AJ: Recent advances in organ-on-a-chip technology have permitted the co-culture of human cells in physiologically-relevant microfluidic environments, providing an alternative in vitro approach to model vascular functions. These microsystems, however, still have not modeled lymphatic vessels and are technically limited to being mostly rectangular. To meet these complex challenges, we fabricated a new class of cylindrical microphysiological system that supports the co-culture of the lymphatic endothelial and muscle cells for nearly a week. There are several salient features of our system that make this work novel and an exciting development. First, the cylindrical format of the vascular structure allows a true representation of the vascular architecture. Second, while the co-culture of blood vascular endothelial and muscle cells has been shown in numerous prior studies, it is not obvious and trivial for lymphatics, since it is an underdeveloped field. Third, we demonstrate with rigor how muscle cells over time align and wrap the endothelial cells circumferentially, and create a subendothelial gap as expected in vivo. Simultaneously, the lymphatic endothelial cells align axially and their growth and size are influenced by the presence or absence of the muscle cells in this chip. Finally, we demonstrate the sensitivity of the endothelial-muscle cell crosstalk to flow and inflammatory conditions, thus revealing that this biosystem has a strong potential to serve as a robust preclinical model of lymphatic research.

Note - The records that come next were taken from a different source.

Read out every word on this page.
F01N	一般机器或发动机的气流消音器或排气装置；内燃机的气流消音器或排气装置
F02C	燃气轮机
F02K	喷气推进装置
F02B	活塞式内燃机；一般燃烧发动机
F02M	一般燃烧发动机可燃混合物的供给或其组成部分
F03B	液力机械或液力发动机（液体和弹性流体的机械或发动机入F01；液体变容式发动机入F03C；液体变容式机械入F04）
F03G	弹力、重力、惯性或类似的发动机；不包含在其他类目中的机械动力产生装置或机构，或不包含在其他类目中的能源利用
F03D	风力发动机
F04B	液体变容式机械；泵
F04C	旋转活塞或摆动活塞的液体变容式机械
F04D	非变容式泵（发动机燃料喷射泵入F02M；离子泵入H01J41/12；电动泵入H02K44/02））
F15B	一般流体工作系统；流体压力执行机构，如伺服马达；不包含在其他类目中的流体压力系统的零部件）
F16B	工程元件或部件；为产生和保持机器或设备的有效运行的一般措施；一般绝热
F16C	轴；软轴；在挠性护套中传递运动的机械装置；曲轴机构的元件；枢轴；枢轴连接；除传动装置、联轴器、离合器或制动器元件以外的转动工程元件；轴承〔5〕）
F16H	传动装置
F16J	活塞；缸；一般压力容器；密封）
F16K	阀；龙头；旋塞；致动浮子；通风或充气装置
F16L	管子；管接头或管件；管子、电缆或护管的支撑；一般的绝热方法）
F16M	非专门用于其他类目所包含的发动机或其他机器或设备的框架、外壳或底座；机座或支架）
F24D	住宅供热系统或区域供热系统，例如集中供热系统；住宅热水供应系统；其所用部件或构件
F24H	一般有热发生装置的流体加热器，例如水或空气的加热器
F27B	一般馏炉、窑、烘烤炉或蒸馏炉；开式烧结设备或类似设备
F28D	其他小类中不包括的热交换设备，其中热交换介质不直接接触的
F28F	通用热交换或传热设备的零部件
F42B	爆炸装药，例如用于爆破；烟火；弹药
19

LL: How can this chip be used to discover new therapeutic targets for lymphatic vascular diseases?
AJ: What we have created is an experimental system that can be used to create disease models of lymphatics. Now that we have a model, it can then be used to identify new druggable targets. But more excitingly, we can even use to test existing drugs that were not imagined to be used to cure lymphatic disease, but perhaps can be tested with the platform and discovered as potential drugs that can immediately benefit patients.
LL: Now that you have bioengineered a platform allowing you to investigate understudied diseases, what are your future plans?
AJ: The field of lymphatic vascular physiology is so vast and there is so much to learn that we feel that we’ve only started. One area where we want to expand is to now include the transport of immune cells and learn how, in health or disease, the immune cells may interact with the endothelial and muscle cells of the transporting lymphangions, and make them respond to stimulatory challenges. Our long-term goal is to deploy this system to find a cure for lymphedema, which doesn’t exist right now.
Dr. Abhishek Jain was speaking to Laura Elizabeth Lansdowne, Managing Editor for Technology Networks.